I hope this is helpful!
​​
​​

1 Like

Klaus thanks so much for this great integration, I was able to import all my old power usage. I ran into a roadblock for which I wanted to share my solution to hopefully save someone else a bit of head scratching. I was getting an “Invalid timestamp” error during importing. I checked my timestamp formatting, tried different formats, tried changing timezone, etc, all of which were fine. Ultimately I discovered that Home Assistant statistics will only accept timestamps at the top of the hour (eg, 01:00, 02:00, 03:00, etc), but my power company provides data every 15 minutes (eg 01:00, 01:15, 01:30, etc). Home Assistant core recorder statistics will throw an error if the minutes is set to anything but 0.

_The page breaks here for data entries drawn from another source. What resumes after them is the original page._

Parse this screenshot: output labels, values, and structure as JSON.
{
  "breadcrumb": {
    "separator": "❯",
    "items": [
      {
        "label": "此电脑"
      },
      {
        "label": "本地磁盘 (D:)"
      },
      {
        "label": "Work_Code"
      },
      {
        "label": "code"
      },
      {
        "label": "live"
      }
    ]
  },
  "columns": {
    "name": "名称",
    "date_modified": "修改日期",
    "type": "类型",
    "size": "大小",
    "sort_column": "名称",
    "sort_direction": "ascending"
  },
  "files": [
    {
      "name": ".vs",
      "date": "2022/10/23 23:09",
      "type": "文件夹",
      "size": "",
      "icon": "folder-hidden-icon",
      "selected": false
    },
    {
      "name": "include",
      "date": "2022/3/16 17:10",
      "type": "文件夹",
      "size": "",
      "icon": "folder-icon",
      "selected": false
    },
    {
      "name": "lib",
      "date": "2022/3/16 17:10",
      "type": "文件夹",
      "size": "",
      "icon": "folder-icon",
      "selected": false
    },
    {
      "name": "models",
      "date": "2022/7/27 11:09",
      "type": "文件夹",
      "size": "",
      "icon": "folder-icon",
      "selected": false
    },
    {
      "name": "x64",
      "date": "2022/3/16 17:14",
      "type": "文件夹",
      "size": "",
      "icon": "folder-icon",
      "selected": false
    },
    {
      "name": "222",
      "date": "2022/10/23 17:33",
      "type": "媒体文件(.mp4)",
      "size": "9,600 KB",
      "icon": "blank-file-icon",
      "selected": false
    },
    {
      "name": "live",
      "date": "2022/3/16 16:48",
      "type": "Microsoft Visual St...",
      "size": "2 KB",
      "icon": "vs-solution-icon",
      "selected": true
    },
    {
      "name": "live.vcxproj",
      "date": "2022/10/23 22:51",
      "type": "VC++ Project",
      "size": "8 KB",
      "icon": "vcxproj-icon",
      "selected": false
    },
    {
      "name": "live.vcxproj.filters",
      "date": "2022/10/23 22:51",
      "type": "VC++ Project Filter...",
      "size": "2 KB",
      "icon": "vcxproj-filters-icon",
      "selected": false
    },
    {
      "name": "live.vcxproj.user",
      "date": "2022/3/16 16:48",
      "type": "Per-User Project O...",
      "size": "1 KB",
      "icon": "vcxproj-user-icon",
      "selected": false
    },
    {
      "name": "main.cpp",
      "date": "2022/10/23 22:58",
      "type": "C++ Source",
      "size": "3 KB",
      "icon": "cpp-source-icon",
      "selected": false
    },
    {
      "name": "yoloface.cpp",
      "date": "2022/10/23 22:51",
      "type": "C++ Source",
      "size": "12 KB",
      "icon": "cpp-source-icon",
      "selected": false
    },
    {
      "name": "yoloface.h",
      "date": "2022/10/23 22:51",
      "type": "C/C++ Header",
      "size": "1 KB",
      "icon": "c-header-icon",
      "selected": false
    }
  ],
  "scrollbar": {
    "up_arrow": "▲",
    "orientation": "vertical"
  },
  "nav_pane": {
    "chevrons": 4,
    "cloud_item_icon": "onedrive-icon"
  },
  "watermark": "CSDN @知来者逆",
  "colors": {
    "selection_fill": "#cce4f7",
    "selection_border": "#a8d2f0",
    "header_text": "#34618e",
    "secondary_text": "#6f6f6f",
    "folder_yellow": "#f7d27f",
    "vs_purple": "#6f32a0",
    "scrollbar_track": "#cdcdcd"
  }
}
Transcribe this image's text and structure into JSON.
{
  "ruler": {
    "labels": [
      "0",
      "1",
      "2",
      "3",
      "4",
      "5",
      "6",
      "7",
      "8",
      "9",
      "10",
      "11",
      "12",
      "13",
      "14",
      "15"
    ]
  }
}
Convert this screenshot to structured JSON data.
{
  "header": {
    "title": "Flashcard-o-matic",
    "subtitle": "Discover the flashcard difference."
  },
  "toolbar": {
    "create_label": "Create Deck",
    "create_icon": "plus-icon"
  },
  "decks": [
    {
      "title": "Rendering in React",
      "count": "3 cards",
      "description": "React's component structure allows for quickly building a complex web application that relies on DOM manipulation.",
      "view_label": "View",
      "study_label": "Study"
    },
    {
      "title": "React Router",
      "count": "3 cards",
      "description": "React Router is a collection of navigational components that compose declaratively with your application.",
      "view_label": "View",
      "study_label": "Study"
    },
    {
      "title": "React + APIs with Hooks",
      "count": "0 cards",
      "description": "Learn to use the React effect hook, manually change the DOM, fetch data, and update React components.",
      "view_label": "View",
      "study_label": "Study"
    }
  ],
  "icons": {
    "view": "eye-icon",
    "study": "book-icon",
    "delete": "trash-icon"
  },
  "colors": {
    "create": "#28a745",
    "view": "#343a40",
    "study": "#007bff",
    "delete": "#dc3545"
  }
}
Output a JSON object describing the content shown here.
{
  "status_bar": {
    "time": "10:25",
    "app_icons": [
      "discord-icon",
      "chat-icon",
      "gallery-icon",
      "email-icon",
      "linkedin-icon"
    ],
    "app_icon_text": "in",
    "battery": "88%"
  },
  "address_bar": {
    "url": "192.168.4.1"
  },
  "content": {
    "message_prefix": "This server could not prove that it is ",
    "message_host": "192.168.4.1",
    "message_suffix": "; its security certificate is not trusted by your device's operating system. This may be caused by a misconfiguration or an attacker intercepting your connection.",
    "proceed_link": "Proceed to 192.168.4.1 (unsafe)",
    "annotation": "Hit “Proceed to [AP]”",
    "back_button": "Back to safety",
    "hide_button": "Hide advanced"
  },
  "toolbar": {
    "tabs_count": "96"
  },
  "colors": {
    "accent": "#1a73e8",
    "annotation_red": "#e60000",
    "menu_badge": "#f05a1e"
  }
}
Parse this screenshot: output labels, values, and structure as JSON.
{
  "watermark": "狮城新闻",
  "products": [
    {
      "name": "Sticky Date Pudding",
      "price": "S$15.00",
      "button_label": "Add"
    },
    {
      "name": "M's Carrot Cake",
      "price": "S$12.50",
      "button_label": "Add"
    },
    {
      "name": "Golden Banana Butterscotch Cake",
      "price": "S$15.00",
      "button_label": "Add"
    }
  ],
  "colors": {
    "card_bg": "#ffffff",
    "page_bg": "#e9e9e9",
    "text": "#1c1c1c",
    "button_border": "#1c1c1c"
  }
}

So all I had to do is modify my data to add up the total for each hour, then it imported perfectly!

1 Like

Great that it worked!

I’ll add the issues here (like the timestamp) to the readme hopefully soon

Hello Klaus,
if my energy data, which i want to import, already contains the timestamp format as date, how can i use it, without converting it to date format ?

Hi @TTr0n
sorry, I do not understand your question. The timestamp must be available, it must be an exact hour (no minutes, no seconds), and it must be formatted in a ways that python/pandas understands it. When you use the timestamp as in the example files, you are on a safe path

Your example shows 07.01.2024 23:00 , my “Timestamp” is 1710601200
Do i have to convert this to 16.03.2024 16:00 ?

Yes, you have to.

Thx for the answer.
For using this, i need hour based data, but what to do, if i have some hours without any data? Do I really have to add every single hour from 0-23?
What about the missing hours? Do I have to fill them in manually?

And second question:
Your integration puts the data into statistics table and there i need a sum value, because its a counter value with state/sum.
Whats the best practice in m case? Delete the last 4 days in statistics table and generate this data new with the data from statistics_short_term combined with the old data from 2023 till 13.03. ? Or does it matter and my old data can also start by zero ?